How? By being the standard against which everything else is measured. When you are the dominant player with the biggest network, you define what Is and Is Not for that segment, and would-be competitors find out the hard way just how strong that power of definition is when they try to square up against the Big Man.
Ah, I see a SMRT Boi in the back. You're asking how WOW beat EverQuest, right?
Okay, here's the answer: "We knew what EQ's most valuable customers wanted better than the company did, so we made the game that EQ's devs refused to make and sold it to them."
Compare Vanilla WOW--you can do that right now; go open a BattleNet account, download and install the BNet launcher, open up a WOW account, pay a month's sub fee, DL and install the Vanille Classic client, and log on--to EQ (it too is still online). You don't have to rely on videos or livestreams; you can experience the difference yourself.

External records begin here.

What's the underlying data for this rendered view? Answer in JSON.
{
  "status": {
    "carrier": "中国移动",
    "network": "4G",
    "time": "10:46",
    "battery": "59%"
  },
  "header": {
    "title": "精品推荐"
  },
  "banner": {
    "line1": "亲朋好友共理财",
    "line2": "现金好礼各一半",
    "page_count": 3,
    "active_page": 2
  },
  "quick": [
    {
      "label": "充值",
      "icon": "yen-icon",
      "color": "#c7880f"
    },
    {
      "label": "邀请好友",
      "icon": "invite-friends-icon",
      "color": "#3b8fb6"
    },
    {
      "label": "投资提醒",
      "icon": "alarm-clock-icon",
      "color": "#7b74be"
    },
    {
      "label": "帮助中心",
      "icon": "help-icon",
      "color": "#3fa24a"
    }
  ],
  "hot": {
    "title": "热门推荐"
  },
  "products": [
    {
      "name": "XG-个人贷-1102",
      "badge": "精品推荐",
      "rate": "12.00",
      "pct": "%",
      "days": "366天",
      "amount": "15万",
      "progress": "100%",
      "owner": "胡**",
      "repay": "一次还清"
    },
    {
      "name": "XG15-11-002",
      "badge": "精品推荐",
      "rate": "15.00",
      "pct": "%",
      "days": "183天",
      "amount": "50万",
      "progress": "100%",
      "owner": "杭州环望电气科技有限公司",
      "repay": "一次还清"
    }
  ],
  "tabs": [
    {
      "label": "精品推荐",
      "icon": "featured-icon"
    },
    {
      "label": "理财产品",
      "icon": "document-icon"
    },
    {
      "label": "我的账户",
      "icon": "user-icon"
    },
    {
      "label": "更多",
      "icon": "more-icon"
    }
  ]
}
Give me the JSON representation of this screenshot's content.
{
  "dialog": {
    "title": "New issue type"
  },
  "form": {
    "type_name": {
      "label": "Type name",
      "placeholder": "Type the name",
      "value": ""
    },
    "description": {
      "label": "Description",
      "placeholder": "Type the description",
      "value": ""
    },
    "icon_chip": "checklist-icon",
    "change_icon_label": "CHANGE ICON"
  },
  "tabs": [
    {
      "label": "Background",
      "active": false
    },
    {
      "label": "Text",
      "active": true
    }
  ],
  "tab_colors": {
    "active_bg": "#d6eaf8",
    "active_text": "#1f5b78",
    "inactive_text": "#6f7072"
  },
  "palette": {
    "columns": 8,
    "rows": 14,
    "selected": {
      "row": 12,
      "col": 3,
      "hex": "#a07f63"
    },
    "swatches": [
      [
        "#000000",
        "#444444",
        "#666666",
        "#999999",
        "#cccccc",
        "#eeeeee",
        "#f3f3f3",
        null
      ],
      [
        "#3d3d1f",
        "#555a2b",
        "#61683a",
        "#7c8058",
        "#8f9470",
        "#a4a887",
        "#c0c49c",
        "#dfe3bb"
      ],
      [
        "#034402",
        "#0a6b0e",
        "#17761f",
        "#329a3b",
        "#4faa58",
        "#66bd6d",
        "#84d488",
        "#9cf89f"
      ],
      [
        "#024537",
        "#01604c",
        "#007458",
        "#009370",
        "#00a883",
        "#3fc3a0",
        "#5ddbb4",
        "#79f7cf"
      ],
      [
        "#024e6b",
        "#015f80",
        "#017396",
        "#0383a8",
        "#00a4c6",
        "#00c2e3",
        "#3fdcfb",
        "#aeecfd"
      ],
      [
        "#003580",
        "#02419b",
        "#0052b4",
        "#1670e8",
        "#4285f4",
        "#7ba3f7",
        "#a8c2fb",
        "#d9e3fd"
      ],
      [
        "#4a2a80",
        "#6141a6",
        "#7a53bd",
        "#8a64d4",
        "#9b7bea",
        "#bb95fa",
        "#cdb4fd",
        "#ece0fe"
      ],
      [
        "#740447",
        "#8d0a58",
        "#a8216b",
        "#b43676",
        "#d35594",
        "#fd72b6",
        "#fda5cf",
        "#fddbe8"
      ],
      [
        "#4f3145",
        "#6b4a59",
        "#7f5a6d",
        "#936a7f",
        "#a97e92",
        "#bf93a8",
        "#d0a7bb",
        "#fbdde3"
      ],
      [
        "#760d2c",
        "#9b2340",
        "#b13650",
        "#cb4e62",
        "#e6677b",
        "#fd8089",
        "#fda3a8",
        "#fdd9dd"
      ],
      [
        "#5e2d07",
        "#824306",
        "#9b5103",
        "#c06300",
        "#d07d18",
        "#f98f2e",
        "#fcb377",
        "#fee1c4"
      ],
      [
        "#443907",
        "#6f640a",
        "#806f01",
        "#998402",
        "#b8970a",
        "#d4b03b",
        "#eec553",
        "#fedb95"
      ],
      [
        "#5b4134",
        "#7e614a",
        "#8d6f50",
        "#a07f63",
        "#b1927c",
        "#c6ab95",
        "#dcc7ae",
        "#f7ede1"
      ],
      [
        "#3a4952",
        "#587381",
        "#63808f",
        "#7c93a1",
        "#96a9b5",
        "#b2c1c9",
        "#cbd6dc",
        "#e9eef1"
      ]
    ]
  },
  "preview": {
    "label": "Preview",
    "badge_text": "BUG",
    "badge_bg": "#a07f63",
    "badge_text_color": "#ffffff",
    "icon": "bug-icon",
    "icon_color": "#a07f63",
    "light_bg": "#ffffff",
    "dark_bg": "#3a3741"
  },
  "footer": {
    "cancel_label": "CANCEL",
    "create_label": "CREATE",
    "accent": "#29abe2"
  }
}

That's how you overtake D&D: you have to deliver what the most valuable customers want better than the existing dominant player. Given Wizards of the Coast's position, that is not easy or cheap to do as a commercial operation; you need to not only have a product that does D&D better than Official D&D, but you need to get it out there and smear it into the faces of Normies near and far and show them how much more fun it is than what WOTC offers. It would help if you sold a complete turnkey product with no need for Endless Slop and instead focused your support on Social Media material teaching them how to use and master what you sold to them.
"But isn't that what the PDF merchants do?"
That's what they claim. Deeds, far more often than not, do not match words. If they did they'd be the Apprendice to WOTC's Master, and even then they still end up advertising WOTC's Official D&D because they aren't good enough. The way forward is to be so much better that WOTC (and everyone else) ends up advertising your product instead; you must become so superior that you become the standard against which all else is measured and thus defines what Is and Is Not.
"How will I know that happened?"
When you hear people stop asking the gaming equivalent of "Does it take Glock magazines?" and start asking "Does it take (Your) magazines?"
If you cannot achieve this effect, then you don't know what the target audience wants out of WOTC that WOTC is not giving to them. Until you do, you will fail; once you do, you will succeed with sufficient energy and effort put behind getting it out there and talked about- you still have to promote it.
That's why Network Effects are the thing that matters, and why even at some remove they do so much for you when you are the dominant actor- when you are the Master.
And that, returning to the top, is why the OP is technically correct and yet still wrong. Meshi is derived from D&D, and its existence (like Lodoss War, Grancrest Senki, and many others) advertise for it purely by being close enough for comparison. That is the power of Network Effects in action, and thus why it's a waste of time to be neither the Master nor the Apprentice; if you come at the king, you had better not miss.